The Auditor General's critique of Illinois' use of passive renewal and 12-month continuous eligibility, and his other recommended changes to the enrollment procedures contradict national health policy experts and federal health leaders. If implemented, these recommendations could result in eligible kids being dropped from coverage, leaving them less likely to receive treatment for chronic conditions such as diabetes and asthma, and more likely to have poorer health, greater rates of avoidable hospitalizations, higher mortality rates, delays in necessary care, and unfilled prescriptions. At the same time, many of these recommendations, if implemented, could jeopardize federal Medicaid match money under the maintenance of efforts requirements of the stimulus law and federal health reform--at a loss of billions of dollars for Illinois.
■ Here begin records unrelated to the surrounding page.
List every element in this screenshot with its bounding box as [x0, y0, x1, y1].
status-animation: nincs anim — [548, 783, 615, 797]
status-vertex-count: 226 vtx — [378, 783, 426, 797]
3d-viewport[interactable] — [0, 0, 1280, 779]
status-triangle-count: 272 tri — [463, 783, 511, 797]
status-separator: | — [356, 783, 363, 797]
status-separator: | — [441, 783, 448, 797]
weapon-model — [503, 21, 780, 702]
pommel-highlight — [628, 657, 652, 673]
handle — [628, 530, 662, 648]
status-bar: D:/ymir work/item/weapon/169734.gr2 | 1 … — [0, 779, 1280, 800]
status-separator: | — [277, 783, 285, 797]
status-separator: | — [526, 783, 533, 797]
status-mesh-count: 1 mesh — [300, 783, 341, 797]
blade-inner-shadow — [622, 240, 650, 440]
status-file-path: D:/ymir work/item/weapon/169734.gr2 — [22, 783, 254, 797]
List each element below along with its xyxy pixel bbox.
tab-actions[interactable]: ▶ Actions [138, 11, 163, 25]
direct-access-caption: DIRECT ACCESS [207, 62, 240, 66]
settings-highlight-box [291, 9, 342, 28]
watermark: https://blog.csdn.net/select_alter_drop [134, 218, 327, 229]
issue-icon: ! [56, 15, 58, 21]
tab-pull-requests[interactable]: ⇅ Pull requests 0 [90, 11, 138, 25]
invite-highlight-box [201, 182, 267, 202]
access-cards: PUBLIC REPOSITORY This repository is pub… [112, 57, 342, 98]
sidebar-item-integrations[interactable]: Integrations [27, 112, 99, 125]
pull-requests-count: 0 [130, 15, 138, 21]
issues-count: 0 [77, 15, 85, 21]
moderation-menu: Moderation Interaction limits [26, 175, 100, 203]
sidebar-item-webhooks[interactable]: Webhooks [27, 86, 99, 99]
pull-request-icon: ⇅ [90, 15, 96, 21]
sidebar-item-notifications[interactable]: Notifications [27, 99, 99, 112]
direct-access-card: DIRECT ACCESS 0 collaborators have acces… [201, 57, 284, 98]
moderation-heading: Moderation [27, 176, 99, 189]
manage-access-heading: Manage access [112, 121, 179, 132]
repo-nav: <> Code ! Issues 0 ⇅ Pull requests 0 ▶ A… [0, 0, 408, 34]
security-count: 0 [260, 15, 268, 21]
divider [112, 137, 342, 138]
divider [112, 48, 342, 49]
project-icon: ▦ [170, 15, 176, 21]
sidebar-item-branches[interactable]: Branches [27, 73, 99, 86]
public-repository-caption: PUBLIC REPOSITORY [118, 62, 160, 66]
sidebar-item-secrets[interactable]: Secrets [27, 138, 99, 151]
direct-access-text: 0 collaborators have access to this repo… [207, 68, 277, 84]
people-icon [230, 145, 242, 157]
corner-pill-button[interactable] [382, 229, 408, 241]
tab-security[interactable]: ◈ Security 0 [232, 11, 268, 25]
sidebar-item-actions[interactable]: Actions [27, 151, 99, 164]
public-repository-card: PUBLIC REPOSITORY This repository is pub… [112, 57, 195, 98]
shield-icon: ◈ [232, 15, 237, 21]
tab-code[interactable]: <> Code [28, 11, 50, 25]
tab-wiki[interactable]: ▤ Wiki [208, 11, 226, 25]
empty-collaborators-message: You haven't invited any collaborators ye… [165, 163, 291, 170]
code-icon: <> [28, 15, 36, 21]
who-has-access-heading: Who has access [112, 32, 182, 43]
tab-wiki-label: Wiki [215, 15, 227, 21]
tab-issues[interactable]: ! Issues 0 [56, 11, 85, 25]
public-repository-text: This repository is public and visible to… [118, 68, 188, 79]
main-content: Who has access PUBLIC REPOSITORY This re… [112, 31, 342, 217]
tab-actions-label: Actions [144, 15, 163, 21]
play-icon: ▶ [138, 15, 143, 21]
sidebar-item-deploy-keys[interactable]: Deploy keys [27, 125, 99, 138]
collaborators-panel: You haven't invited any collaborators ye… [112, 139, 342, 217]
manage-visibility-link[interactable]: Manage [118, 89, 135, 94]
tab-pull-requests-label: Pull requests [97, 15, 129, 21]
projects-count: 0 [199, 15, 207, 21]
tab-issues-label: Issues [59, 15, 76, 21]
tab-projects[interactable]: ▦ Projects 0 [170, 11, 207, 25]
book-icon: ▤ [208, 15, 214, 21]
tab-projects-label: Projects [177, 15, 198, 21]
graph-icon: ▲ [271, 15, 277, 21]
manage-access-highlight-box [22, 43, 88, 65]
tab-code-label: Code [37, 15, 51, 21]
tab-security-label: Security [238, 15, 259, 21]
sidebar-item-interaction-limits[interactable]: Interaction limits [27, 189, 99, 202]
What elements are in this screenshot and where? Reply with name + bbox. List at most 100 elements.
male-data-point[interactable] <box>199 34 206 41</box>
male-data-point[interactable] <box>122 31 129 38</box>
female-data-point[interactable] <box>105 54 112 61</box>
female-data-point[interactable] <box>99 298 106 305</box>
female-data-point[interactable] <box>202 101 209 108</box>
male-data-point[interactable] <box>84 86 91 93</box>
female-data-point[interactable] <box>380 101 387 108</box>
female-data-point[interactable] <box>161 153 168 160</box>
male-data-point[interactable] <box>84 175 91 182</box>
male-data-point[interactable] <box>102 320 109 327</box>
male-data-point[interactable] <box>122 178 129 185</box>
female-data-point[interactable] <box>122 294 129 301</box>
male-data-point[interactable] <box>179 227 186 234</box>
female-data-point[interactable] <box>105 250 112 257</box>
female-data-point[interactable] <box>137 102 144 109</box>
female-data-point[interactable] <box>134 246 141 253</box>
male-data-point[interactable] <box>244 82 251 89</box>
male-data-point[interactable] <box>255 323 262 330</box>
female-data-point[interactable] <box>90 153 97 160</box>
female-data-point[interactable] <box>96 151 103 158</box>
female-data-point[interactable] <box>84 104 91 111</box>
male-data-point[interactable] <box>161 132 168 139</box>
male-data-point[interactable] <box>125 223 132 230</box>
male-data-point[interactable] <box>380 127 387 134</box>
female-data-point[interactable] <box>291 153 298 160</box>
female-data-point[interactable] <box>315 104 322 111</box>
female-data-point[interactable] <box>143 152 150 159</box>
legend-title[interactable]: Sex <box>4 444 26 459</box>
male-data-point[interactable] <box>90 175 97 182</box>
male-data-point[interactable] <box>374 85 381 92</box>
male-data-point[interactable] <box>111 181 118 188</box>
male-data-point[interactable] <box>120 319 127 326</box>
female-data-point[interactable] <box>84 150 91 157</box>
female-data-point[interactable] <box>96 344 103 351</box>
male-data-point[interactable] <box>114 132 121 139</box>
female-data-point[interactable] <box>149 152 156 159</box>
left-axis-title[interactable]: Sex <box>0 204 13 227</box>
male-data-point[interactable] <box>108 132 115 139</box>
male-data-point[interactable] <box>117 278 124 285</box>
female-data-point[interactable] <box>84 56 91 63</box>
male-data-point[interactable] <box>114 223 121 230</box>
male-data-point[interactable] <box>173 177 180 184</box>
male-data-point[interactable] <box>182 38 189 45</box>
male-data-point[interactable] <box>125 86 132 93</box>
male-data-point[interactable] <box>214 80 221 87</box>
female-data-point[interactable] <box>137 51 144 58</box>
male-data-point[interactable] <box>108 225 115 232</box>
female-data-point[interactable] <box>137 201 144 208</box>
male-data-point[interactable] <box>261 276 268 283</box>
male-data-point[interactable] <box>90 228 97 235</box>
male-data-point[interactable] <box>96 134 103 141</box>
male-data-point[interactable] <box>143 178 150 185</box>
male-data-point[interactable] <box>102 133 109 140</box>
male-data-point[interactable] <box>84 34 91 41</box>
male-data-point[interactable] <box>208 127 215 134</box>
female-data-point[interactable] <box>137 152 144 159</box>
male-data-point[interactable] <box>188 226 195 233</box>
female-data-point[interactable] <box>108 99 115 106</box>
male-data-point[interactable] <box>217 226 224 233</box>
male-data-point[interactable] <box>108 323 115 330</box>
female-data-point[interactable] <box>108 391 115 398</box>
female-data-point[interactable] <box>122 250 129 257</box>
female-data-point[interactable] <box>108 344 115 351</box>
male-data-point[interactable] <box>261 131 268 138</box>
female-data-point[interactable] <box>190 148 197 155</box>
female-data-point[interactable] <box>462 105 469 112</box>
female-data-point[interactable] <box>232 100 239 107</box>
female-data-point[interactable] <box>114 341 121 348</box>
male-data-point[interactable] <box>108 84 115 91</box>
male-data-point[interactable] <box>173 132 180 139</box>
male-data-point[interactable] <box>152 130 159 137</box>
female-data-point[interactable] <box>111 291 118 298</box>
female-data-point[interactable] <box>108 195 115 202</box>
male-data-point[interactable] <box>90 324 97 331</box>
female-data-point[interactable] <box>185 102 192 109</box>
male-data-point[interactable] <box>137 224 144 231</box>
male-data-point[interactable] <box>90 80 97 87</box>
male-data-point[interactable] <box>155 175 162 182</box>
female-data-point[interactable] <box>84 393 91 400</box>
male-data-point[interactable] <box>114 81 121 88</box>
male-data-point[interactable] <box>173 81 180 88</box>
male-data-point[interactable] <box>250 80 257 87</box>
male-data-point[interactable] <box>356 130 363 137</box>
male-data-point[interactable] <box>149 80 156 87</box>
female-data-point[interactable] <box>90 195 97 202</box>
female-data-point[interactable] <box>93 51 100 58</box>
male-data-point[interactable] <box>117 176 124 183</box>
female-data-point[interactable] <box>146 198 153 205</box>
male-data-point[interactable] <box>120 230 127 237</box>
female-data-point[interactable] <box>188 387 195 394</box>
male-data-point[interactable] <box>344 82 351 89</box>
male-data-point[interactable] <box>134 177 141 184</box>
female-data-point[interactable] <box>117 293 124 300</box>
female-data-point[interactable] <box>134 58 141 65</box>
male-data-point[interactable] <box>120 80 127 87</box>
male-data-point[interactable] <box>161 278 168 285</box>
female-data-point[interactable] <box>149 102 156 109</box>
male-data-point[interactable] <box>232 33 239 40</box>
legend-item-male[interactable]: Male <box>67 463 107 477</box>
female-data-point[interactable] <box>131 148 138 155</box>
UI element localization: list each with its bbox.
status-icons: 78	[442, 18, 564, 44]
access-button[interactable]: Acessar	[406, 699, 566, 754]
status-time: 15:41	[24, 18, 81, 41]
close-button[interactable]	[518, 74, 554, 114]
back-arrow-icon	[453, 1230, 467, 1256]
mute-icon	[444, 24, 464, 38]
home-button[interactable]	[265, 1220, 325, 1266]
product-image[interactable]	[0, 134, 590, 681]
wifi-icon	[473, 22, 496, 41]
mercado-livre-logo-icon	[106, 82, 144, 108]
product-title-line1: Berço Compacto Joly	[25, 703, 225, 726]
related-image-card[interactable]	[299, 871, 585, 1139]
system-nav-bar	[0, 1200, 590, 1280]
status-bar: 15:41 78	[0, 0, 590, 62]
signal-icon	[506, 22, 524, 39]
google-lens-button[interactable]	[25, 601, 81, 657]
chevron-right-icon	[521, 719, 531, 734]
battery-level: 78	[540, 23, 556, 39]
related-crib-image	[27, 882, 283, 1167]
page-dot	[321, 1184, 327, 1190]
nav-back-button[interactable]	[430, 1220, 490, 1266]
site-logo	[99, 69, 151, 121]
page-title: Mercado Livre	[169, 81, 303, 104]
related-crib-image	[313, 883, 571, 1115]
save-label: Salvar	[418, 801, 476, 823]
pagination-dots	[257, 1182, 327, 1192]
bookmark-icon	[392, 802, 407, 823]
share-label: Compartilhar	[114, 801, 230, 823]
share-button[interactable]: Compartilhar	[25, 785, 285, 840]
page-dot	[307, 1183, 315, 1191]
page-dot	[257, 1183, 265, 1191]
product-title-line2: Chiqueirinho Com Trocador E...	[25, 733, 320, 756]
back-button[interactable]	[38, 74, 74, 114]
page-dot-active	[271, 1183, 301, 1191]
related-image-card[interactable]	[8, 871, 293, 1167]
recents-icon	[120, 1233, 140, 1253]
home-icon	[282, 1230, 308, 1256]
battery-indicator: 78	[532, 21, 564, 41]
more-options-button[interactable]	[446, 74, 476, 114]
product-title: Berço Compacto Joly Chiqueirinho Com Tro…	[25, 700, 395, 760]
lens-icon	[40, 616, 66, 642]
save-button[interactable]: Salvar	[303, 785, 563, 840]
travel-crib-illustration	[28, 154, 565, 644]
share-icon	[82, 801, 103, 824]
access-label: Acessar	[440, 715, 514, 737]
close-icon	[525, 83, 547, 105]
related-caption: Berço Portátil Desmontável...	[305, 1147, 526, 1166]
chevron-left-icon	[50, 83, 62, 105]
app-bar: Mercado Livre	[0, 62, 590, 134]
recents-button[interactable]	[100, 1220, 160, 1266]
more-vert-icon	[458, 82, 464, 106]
The audit spends much time complaining about the lack of documentation in case files differentiating the types of immigrant children covered by the program, because, according to the audit, the correct documentation would entitle the state to federal matching funds that Illinois would otherwise forgo. However, the difference in documentation among immigrant children did not become relevant to federal financing until Congress passed CHIPRA in January 2009 allowing federal matching funds for certain immigrant children for the first time. The Auditor General paid insufficient attention to the fact that DHFS can retroactively obtain the documentation needed to maximize and claim these federal funds for the time period in question. Similarly, the Auditor General failed to mention that the expansion population of the Covering All Kids Insurance Act has been entirely paid for by offsetting spending reductions elsewhere in the state's medical assistance programs, as intended by the General Assembly when it passed the law.

Hardworking Illinois families know far too well today's economic reality and the importance of their children's health insurance. We owe Illinois families a complete, accurate picture of the All Kids program, including a thoughtful real-world analysis of how over 1.6 million Illinois children and their families would be affected by implementation of the auditor's recommendations.